Саркис как-то видел Бухана и Геннадия у пруда. Геннадий медленно брел с закрытыми глазами, а Бухан его придерживал за пояс. В вытянутой руке Геннадий держал нитку с камешком на конце.
Ночью Петро выполз к третьему корпусу и под соседними плитами закопал обрезки труб, прихваченные днем из мастерской.
Несколько раз Уля пытался настроиться на Геннадия, но ничего не выходило или брались смутные слова. Если бы повезло, и вдруг появилась картинка, тогда чужую тайну можно было в два счета найти, ну а потом, после ритуального осквернения, утопить в пруду.
Интересно, подумал Саркис, почему разгаданная тайна неожиданно превращается в позор, а ребята из соседней комнаты, Бухан, Геннадий и Зураб, за какие-то два месяца превратились чуть ли не во врагов? Бухан даже перестал звать Петра по имени, как тот велел, а придумал ему кличку. Кличка была необидная, но Петро объяснил Бухану, что он не прав, и с тех пор Бухан ходит с белым шрамом над левой бровью. Все из-за тайны. Может, игра неправильная? И вместо того, чтобы вшестером собраться в одной из комнат и, например, играть в гадалку и высчитывать, когда их поведут в гости в женский Лицей, бегают и прячутся друг от друга… Пока он здесь сидит, может, они с шуточками и прибауточками топят их тайну в пруду?
Нет, решил Саркис, это скучная игра. Ему восьмой год пошел, не маленький. Вот у сычей свои забавы — одни курят, это противно, другие, самые старшие, платформы водят, за беглецами охотятся — если нравится, то пожалуйста. Компания Богдана…

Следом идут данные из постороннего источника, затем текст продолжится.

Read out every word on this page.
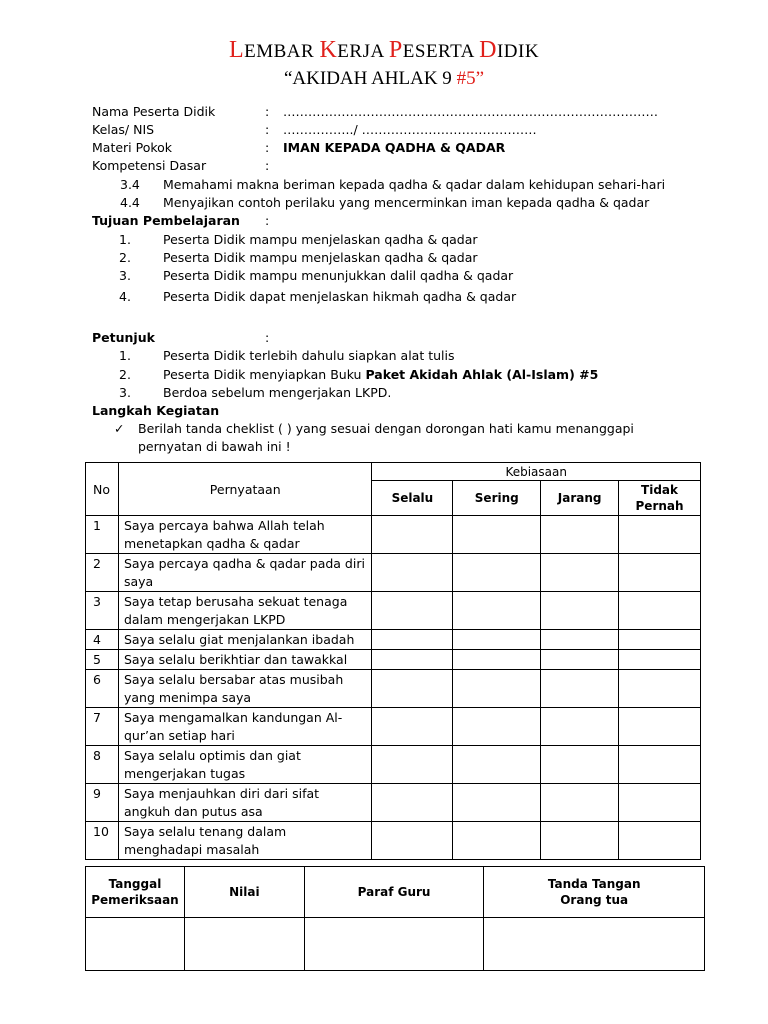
LEMBAR KERJA PESERTA DIDIK
“AKIDAH AHLAK 9 #5”
Nama Peserta Didik	: ………………………………………………………………………………
Kelas/ NIS	: ……………../ ……………………………………
Materi Pokok	: IMAN KEPADA QADHA & QADAR
Kompetensi Dasar	:
3.4 Memahami makna beriman kepada qadha & qadar dalam kehidupan sehari-hari
4.4 Menyajikan contoh perilaku yang mencerminkan iman kepada qadha & qadar
Tujuan Pembelajaran :
1.	Peserta Didik mampu menjelaskan qadha & qadar
2.	Peserta Didik mampu menjelaskan qadha & qadar
3.	Peserta Didik mampu menunjukkan dalil qadha & qadar
4.	Peserta Didik dapat menjelaskan hikmah qadha & qadar
Petunjuk	:
1.	Peserta Didik terlebih dahulu siapkan alat tulis
2.	Peserta Didik menyiapkan Buku Paket Akidah Ahlak (Al-Islam) #5
3.	Berdoa sebelum mengerjakan LKPD.
Langkah Kegiatan
✓ Berilah tanda cheklist ( ) yang sesuai dengan dorongan hati kamu menanggapi
pernyatan di bawah ini !
No	Pernyataan	Kebiasaan			
		Selalu	Sering	Jarang	Tidak
Pernah
1	Saya percaya bahwa Allah telah
menetapkan qadha & qadar				
2	Saya percaya qadha & qadar pada diri
saya				
3	Saya tetap berusaha sekuat tenaga
dalam mengerjakan LKPD				
4	Saya selalu giat menjalankan ibadah				
5	Saya selalu berikhtiar dan tawakkal				
6	Saya selalu bersabar atas musibah
yang menimpa saya				
7	Saya mengamalkan kandungan Al-
qur’an setiap hari				
8	Saya selalu optimis dan giat
mengerjakan tugas				
9	Saya menjauhkan diri dari sifat
angkuh dan putus asa				
10	Saya selalu tenang dalam
menghadapi masalah				
Tanggal
Pemeriksaan	Nilai	Paraf Guru	Tanda Tangan
Orang tua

Несколько раз Богдан разговаривал с Саркисом, а однажды вечером даже позвал к себе. Тогда Саркис и узнал его тайну. Он сидел на кровати и смотрел, как Игорь, однокомнатник Богдана, осторожно перелистывал толстые, закатанные в пластик страницы книги.
Потом Богдан рассказал, что подобрал ее у Кольца, в неразобранных руинах. Саркис хотел потрогать, но Игорь, неприязненно щурясь, спросил в пространство, как вообще здесь оказался сырой желток, на что Богдан ответил, что раз он привел, значит, надо. Кому надо, вмешался в разговор третий, имени которого Саркис не знал. Богдан подмигнул Саркису и попросил на минуту выйти из комнаты. Голоса за дверью шумели и бубнили. «Ты пощупай над головой у него», «сам щупай, делать тебе нечего», «сявка ты, от него же книгами тянет», «за сявку сейчас отработаешь», «бросьте, ребята, вдруг желток еще про книгу спикнет», «не спикнет»…
Немного постояв, Саркис вздохнул и пошел себе. Богдан что-то в нем увидел. Мало ли что увидеть можно, если долго глядеть. Те двое недовольны. Понятное дело, книга — всем тайнам тайна. С книгами случилась беда во время Пандемии. Отец жалел свою библиотеку: там, в Базмашене, они законсервированы, а здесь, в Москве, пропали во время эвакуации. Сейчас, когда кончилась Пандемия, может, найдут средство, чтобы книги не раскисали. А пока с ними очень строго. Боятся, чтобы на дерево не кинулось.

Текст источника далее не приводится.